Game 1: Monaco: What’s Yours Is Mine
Released: April 23, 2013 | PC, Xbox 360, MAC, LNX
What is it? Monaco is a game about navigating mazes. You pick from eight pixelated thieves who sneak into fortified buildings and steal sweet loot. Each character is built with different abilities: the locksmith cracks locks and safes very quickly, but the Cleaner is much quicker and better adept at fighting and disposing of security. It’s fun to return to a map and find a new way to solve the maze using someone like the Redhead who can manipulate single security guards and order them to provide a path for her.
The visuals are kind of conflicting as everything is pixilated but there is a lot going on at any time. Small footprints might suddenly be seen if a security guard is approaching, same with you when running. Truth be told despite seeming kinda minimalist, this shit is also a little complicated. However the game’s use of neon colors and bright lighting against a gray backdrop make everything pop and work.
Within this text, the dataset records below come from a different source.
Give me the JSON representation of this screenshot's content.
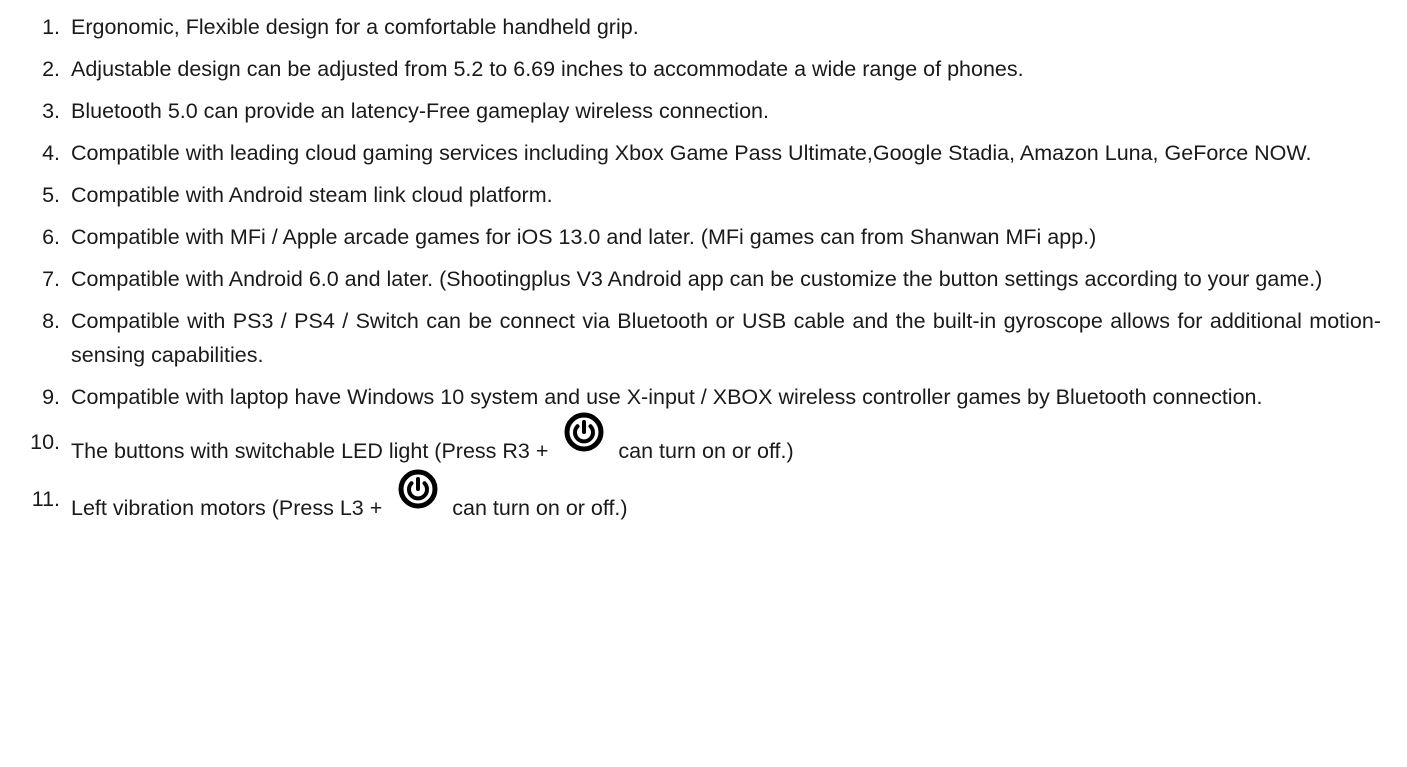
{
  "features": {
    "items": [
      {
        "number": "1.",
        "text": "Ergonomic, Flexible design for a comfortable handheld grip."
      },
      {
        "number": "2.",
        "text": "Adjustable design can be adjusted from 5.2 to 6.69 inches to accommodate a wide range of phones."
      },
      {
        "number": "3.",
        "text": "Bluetooth 5.0 can provide an latency-Free gameplay wireless connection."
      },
      {
        "number": "4.",
        "text": "Compatible with leading cloud gaming services including Xbox Game Pass Ultimate,Google Stadia, Amazon Luna, GeForce NOW."
      },
      {
        "number": "5.",
        "text": "Compatible with Android steam link cloud platform."
      },
      {
        "number": "6.",
        "text": "Compatible with MFi / Apple arcade games for iOS 13.0 and later. (MFi games can from Shanwan MFi app.)"
      },
      {
        "number": "7.",
        "text": "Compatible with Android 6.0 and later. (Shootingplus V3 Android app can be customize the button settings according to your game.)"
      },
      {
        "number": "8.",
        "text": "Compatible with PS3 / PS4 / Switch can be connect via Bluetooth or USB cable and the built-in gyroscope allows for additional motion-sensing capabilities."
      },
      {
        "number": "9.",
        "text": "Compatible with laptop have Windows 10 system and use X-input / XBOX wireless controller games by Bluetooth connection."
      },
      {
        "number": "10.",
        "before_icon": "The buttons with switchable LED light (Press R3 +",
        "after_icon": "can turn on or off.)",
        "icon": "power-icon"
      },
      {
        "number": "11.",
        "before_icon": "Left vibration motors (Press L3 +",
        "after_icon": "can turn on or off.)",
        "icon": "power-icon"
      }
    ]
  }
}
I felt tension while trying to navigate a burning ship while a helicopter above searches with the aid of foot patrols. The flash of colors when your alert a compound instill a sense of dread I didn’t think I’d be experiencing from something like this.
There doesn’t seem to be much of an active community behind Monaco, leaving it’s online components unfortunately dusty. The madness of four people coordinating a job is something I’ll sadly have to think about rather than experience. It ran a speed run competition last year but its developers have moved onto a new project. Still it survives thanks to Workshop support and a continued influx of custom maps. Many of these created maps are very imaginative (like escaping a UFO) and still give Monaco a breath of life. It’s also routinely on sale during Steam’s various deals, so it wouldn’t hurt to give this indie title a whirl. It may have only been two years since release, but in gaming two years might as well be 10 years ago, but Monaco: What’s Yours Is Mine is a game that will age gracefully. Unfortunately I’m not sure many will remember it.